Tous contre le viol des femmes et des enfants
En réaction à la recrudescence des viols ces derniers mois, l’association des femmes tunisiennes pour la recherche et le développement (Afturd) a organisé hier une manifestation sur la place de La Kasbah
En réaction à la recrudescence des viols ces derniers mois, l’association des femmes tunisiennes pour la recherche et le développement (Afturd) a organisé hier une manifestation sur la place de La Kasbah
Malgré la chaleur de ce mercredi 12 septembre, dès midi et quart une trentaine de femmes s’installent sur la Place de La Kasbah. Banderoles et pancartes à la main, elles sont venues dénoncer la multiplicité des crimes de viol ces derniers mois subis par les femmes et les enfants.
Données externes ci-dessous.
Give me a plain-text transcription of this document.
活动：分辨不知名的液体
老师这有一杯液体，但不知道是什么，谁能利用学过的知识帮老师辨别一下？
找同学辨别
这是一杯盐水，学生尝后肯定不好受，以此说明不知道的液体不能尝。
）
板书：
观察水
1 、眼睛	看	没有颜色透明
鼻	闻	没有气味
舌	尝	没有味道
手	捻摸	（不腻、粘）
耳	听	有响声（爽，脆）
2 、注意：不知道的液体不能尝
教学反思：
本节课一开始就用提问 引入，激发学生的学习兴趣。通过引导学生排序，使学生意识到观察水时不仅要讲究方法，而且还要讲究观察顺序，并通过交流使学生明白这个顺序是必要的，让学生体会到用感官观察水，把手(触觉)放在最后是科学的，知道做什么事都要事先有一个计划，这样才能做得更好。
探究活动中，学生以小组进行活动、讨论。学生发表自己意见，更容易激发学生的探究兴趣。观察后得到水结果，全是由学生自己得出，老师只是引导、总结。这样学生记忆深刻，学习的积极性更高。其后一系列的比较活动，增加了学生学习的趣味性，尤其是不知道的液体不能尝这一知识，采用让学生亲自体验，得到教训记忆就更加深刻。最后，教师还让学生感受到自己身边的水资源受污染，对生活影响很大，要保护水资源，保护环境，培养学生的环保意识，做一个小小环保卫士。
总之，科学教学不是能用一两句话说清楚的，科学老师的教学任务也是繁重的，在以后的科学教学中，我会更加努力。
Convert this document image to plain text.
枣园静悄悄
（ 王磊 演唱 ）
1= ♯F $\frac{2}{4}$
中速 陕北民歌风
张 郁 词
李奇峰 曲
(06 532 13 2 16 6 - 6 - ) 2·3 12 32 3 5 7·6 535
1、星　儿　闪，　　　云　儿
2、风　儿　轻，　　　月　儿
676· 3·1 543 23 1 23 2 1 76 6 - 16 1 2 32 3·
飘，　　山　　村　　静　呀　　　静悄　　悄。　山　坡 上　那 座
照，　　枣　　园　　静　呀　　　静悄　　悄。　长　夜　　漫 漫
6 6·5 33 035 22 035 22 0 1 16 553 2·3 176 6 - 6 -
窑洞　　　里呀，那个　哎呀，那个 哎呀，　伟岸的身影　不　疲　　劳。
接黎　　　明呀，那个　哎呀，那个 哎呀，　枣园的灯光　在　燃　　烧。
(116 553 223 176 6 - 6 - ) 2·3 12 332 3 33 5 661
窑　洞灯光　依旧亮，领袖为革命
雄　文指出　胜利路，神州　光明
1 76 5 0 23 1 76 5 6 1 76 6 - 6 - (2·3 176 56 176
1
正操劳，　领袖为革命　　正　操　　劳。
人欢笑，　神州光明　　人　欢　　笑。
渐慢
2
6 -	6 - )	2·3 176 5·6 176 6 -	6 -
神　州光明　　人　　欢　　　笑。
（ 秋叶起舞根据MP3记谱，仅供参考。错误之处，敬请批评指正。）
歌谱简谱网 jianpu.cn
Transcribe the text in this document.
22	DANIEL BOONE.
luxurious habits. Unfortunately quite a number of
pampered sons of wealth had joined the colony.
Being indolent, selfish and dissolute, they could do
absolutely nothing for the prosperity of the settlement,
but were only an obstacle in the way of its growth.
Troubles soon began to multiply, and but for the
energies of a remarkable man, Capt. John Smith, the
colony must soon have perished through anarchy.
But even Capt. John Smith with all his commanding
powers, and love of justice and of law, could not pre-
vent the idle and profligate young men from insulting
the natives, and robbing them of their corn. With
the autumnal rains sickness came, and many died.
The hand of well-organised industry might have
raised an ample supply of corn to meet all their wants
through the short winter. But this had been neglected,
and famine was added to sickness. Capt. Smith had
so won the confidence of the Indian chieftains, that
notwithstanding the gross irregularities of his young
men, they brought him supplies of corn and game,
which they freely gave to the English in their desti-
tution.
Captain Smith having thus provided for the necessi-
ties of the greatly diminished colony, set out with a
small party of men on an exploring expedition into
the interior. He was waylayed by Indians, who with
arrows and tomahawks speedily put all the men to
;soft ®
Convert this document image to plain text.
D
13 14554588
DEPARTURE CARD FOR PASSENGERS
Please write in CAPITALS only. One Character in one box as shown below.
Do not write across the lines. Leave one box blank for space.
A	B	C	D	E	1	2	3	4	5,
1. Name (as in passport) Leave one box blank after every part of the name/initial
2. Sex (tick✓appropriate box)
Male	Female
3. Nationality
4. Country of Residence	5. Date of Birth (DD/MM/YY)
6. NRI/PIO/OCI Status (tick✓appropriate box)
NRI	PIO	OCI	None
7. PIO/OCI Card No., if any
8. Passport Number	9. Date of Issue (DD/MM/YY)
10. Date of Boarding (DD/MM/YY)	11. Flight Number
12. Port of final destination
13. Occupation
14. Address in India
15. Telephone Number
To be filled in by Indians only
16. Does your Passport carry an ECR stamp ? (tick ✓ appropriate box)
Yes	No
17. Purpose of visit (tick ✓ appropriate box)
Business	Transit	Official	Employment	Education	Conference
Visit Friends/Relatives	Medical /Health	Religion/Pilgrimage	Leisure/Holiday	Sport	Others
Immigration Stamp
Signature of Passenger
« Honte aux violeurs et non pas aux victimes », « Non à l’allégement de la peine des violeurs », « Besoin de programmes de prévention des agressions sexuelles dans les jardins d’enfants et les institutions éducatives », lit-on parmi les slogans brandis par les manifestantes.
La plupart ont répondu présentes à l’invitation de l’association des femmes tunisiennes pour la recherche et le développement (Afturd) lancée il y a quelques jours sur les réseaux sociaux pour une mobilisation générale. L’appel visait toutes les composantes de la société civile, les défenseurs des droits des femmes et des enfants et tous ceux et celles qui luttent contre les violences à l’égard des femmes et des enfants.
« Un drame qui peut arriver à n’importe qui. D’où la nécessité d’en parler pour que les victimes ne se murent pas dans le silence et la culpabilité », soutient Ivette, venue de Hammamet manifester sa solidarité avec le mouvement en compagnie de mari et amie.
Un appel aux autorités pour appliquer fermement la loi
« Tenir notre rassemblement de sensibilisation sur la Place de La Kasbah revêt une symbolique. Il s’agit d’une alerte lancée à l’adresse du gouvernement quant à l’urgence de la prise des mesures nécessaires contre ce fléau dévastateur », insiste Salwa Kennou, présidente de l’afturd.
Elle ajoute : « Les autorités doivent appliquer fermement la loi contre les violeurs, contrôler les récidivistes, protéger les populations vulnérables particulièrement dans les jardins d’enfants, les centres d’intégration sociale et les lieux de rééducation des handicapés, prendre en charge les victimes et mettre en oeuvre une stratégie de lutte contre ces crimes ».
Dans un précédent communiqué, L’ONG s’était inquiétée de la multiplication des crimes de viol des femmes et des enfants en Tunisie : « Des affaires de viols atroces, dont les derniers ont été perpétrés contre une enfant de trois ans à Gafsa et contre une fillette de huit ans agressée sexuellement par deux enfants de neuf et onze ans à la cité Ibn Khaldoun (Tunis), sans oublier le drame à Bir Al Ach (délégation de Goubellat) où une jeune fille de quinze ans a été enlevée puis violée par un groupe de délinquants et la mère et la grand-mère sauvagement agressées provoquant le décès de cette dernière ».
75 % des femmes ont subi une violence sexuelle dans l’espace public
Déjà en 2016, une étude du Crédif menée dans dix-huit villes différentes, sur un échantillon de 3.873 femmes âgées entre 18 ans et 64 ans, intitulée : « La violence fondée sur le genre dans l’espace public en Tunisie », avait révélé que 75 % des femmes ont subi une violence sexuelle dans l’espace public. Des agressions qui peuvent prendre selon l’étude des formes multiples : importuner, siffler, harceler dans les transports publics, se déshabiller devant quelqu’un, tenter de toucher, toucher, embrasser de force, faire des allusions à caractère sexuel...
Plus récemment, la Loi organique n° 2017-58 du 11 août 2017, relative à l’élimination de la violence à l’égard des femmes, a clairement défini le viol dans son article 227 nouveau. Il s’agit de : « tout acte de pénétration sexuelle, quelle que soit sa nature, et le moyen utilisé commis sur une personne de sexe féminin ou masculin sans son consentement. L’auteur du viol est puni de vingt ans d’emprisonnement. Le consentement est considéré comme inexistant lorsque l’âge de la victime est au-dessous de seize (16) ans accomplis ». La peine atteint la prison à perpétuité quand le criminel est un membre de la famille.
Pour l’afturd, ce rassemblement de sensibilisation fait partie d’une campagne nationale contre les crimes de viol, qui prévoit entre autres la diffusion de spots intitulés « Ne me touche pas » et l’organisation d’ateliers régionaux sur la prévention contre ce drame, dont les traumatismes peuvent durer à vie.